SJ Berwin LLP
- Headquarters: 10 Queen Street Place, London, United Kingdom
- Major practice areas: General practice
- Revenue: £184.6 million (2012/13)
- Profit per equity partner: £565,000 (2012/13)
- Date founded: 1982 (London)
- Company type: Limited liability partnership

= SJ Berwin =

Law firms of the United Kingdom

SJ Berwin LLP was a multinational law firm headquartered in London, United Kingdom. SJ Berwin merged with the Hong Kong-headquartered law firm King & Wood Mallesons on 1 November 2013, becoming the fourth member of its Swiss Verein structure. SJ Berwin's legal name immediately changed to "King & Wood Mallesons LLP", although King & Wood Mallesons traded as "King & Wood Mallesons SJ Berwin" in Europe and the Middle East for a transitional period. SJ Berwin was a member of the "Silver Circle" of leading UK law firms. In January 2017, King & Wood Mallesons went into administration, which to that point was the biggest UK law firm collapse.

==History==
SJ Berwin was founded in 1982 in London by lawyer Stanley J. Berwin along with 15 lawyers. It was driven forward by Berwin until his death in 1988, after which he was succeeded by Christopher Haan. In 1992, leadership of the firm was handed over to David Harrel, who led the firm for 13 years. Harrel oversaw SJ Berwin's strategy of European expansion. The management of the firm passed to fund formation partner Jonathan Blake in 2005, who took on the senior partner role alongside existing managing partner Ralph Cohen. During 2009 the firm opened three new offices in Hong Kong, Dubai and Shanghai. In 2010 Ralph Cohen stood down as Managing Partner and was replaced by Rob Day, who took office in November 2010.

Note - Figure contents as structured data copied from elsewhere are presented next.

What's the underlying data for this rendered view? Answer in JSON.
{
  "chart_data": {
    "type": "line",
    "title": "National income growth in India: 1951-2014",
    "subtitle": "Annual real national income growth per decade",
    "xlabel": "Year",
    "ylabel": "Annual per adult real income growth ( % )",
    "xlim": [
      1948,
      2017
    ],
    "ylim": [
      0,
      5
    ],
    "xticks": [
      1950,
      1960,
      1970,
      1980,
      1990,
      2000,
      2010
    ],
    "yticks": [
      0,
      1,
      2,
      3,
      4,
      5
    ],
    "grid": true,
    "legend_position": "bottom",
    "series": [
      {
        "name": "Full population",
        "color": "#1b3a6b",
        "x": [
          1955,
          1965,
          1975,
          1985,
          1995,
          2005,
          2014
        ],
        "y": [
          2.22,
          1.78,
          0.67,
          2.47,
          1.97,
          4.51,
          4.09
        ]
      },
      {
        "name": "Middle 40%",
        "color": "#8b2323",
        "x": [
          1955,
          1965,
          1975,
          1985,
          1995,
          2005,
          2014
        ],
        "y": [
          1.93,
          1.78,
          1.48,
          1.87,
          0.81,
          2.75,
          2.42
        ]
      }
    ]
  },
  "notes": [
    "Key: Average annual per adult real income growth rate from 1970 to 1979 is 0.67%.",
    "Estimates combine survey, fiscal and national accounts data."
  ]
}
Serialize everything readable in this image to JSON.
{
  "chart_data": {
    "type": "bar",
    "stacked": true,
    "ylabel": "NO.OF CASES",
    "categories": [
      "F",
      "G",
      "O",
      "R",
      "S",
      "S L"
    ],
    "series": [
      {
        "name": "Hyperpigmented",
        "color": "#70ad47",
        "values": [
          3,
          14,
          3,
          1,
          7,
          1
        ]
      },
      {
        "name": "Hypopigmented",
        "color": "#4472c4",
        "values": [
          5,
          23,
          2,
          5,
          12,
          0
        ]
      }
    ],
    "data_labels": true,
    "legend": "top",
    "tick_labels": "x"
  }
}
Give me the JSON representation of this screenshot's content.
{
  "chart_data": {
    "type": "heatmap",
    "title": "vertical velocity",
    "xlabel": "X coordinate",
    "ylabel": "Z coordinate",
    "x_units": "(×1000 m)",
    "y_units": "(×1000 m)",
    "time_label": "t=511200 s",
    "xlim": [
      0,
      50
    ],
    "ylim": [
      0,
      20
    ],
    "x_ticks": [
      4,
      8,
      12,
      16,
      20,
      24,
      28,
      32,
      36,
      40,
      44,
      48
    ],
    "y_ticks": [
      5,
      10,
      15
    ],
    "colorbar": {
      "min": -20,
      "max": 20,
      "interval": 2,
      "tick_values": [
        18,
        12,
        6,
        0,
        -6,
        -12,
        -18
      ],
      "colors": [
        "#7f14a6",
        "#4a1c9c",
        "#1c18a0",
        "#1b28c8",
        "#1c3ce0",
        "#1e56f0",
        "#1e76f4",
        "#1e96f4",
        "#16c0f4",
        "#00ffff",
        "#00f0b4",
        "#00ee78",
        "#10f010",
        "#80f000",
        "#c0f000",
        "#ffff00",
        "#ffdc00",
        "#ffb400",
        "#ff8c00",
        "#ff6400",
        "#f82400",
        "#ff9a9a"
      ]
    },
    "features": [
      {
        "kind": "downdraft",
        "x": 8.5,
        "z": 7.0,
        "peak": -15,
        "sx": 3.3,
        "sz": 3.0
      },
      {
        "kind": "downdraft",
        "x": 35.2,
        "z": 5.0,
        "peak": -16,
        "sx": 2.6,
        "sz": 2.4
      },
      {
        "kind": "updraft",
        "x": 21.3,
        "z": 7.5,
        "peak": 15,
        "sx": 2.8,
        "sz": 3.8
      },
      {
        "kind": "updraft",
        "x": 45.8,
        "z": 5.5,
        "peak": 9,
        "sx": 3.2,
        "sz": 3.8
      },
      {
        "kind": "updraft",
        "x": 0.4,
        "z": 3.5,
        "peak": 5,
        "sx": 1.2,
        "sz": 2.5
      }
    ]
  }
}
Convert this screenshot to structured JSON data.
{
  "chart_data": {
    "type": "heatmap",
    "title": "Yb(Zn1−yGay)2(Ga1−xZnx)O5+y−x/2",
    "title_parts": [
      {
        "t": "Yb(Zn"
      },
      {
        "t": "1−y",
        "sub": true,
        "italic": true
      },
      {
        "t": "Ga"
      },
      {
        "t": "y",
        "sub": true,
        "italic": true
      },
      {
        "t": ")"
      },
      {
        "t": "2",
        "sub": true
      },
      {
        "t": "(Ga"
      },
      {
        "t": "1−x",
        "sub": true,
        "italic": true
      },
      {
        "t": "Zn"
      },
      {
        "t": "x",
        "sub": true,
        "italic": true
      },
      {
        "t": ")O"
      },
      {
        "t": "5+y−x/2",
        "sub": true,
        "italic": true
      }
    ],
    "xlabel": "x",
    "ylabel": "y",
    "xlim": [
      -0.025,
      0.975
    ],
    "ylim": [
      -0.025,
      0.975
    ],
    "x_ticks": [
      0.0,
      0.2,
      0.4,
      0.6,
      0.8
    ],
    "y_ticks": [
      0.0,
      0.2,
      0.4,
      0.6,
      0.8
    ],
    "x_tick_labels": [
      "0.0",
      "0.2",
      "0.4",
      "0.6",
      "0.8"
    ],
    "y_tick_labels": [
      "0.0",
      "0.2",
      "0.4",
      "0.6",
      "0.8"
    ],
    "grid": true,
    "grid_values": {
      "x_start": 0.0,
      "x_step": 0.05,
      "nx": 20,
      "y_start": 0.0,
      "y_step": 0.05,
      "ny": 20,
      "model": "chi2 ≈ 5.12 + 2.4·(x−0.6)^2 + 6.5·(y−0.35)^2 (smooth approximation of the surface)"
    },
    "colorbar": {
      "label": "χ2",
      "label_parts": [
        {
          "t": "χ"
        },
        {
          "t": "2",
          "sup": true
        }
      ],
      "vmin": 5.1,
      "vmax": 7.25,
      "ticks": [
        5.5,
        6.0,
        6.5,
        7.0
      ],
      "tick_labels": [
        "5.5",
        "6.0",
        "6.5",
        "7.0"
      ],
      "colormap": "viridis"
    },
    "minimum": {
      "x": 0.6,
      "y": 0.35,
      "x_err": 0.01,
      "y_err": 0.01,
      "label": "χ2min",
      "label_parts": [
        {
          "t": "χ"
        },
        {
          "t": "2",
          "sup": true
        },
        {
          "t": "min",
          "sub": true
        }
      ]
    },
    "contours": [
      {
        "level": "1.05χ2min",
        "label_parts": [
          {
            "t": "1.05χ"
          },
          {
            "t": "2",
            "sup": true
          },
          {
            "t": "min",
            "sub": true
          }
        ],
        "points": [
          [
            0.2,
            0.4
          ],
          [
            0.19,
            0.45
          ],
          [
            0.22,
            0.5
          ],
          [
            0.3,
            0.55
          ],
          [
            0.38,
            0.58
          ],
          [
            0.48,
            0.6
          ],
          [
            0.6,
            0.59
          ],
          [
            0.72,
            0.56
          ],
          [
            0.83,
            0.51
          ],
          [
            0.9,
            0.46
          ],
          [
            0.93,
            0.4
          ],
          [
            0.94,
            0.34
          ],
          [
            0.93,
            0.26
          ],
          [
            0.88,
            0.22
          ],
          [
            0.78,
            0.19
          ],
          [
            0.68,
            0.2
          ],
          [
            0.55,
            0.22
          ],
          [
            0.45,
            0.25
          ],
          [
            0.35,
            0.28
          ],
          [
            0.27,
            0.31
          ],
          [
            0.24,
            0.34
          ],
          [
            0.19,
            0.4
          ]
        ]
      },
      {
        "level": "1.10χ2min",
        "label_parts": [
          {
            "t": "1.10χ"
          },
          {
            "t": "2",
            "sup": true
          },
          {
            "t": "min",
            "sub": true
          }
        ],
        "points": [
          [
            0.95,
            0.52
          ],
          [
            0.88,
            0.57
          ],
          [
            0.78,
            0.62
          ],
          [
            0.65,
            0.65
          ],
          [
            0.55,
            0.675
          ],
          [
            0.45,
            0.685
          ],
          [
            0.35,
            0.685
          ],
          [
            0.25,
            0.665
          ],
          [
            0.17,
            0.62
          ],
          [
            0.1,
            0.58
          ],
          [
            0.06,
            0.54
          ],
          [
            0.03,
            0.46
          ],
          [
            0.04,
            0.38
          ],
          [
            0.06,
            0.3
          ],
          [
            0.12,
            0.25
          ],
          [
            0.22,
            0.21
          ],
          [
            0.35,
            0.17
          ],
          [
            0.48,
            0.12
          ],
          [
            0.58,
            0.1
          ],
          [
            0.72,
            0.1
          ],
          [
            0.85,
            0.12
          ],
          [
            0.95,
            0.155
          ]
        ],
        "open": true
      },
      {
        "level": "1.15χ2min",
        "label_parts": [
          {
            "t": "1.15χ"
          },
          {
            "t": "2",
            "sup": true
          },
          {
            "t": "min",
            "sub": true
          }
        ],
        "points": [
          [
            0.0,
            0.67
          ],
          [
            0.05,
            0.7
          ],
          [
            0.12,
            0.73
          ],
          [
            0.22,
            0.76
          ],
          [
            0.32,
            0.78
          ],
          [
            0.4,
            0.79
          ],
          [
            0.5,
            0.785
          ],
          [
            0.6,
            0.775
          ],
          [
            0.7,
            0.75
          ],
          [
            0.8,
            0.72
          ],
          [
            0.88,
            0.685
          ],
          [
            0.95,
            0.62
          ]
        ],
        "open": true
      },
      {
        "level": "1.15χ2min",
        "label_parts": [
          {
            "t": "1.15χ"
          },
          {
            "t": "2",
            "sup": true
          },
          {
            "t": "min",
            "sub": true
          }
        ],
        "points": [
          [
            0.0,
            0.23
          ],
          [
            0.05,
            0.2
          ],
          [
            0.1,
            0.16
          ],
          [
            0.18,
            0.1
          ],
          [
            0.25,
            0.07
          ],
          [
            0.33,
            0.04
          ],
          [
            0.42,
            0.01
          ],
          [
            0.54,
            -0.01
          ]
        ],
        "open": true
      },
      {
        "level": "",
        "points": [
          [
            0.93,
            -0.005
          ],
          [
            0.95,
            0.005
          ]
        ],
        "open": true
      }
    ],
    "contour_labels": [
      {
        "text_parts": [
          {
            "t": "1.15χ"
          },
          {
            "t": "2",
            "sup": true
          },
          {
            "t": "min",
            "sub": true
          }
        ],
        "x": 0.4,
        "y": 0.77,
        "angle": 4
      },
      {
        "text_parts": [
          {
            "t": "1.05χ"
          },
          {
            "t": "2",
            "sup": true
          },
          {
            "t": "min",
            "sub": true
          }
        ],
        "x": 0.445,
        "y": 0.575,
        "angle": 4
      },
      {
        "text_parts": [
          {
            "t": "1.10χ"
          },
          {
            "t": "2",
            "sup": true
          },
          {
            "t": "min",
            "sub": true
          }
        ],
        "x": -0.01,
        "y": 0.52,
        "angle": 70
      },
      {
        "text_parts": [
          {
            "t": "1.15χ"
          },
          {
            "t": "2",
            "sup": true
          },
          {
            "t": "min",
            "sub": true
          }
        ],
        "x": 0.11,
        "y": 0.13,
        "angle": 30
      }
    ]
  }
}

SJ Berwin had abortive merger discussions with the American law firm Proskauer Rose in 2010. In 2013 the firm entered talks to join the Australian-Chinese law firm King & Wood Mallesons as its fourth constituent partnership. The merger was completed on 1 November 2013.

==Notable deals and cases==
SJ Berwin advised Lion Capital LLP on a string of deals including the acquisition of fashion chain AllSaints from Icelandic banks Kaupthing and Glitnir in 2011, and the £1.4 billion acquisition of French frozen food business Picard Surgeles in 2010.

The firm acted for Graphite Capital on the £215 million sale of Kurt Geiger, Europe's largest luxury shoe retailer, to US retailer Jones Group.

The firm advised global packaging manufacturer Amcor in August 2009 on its offer of $2.025 billion to buy part of Alcan Packaging, a world leader in packaging belonging to Anglo-Australian mining group Rio Tinto.

In 2010 the firm advised British Land on forming a £2.13 billion joint venture with NYSE listed global asset manager The Blackstone Group for British Land's holdings in the Broadgate Estate, the premier 30-acre City of London office estate.

The firm advised SITA, the specialist in air transport communications and IT solutions, on a seven-year deal, valued in excess of $2 billion, to broaden its existing partnership with Orange Business Services.

The firm acted for OK! magazine in its dispute with Hello! over the publication of "spoiler" photographs of the wedding of Michael Douglas and Catherine Zeta-Jones.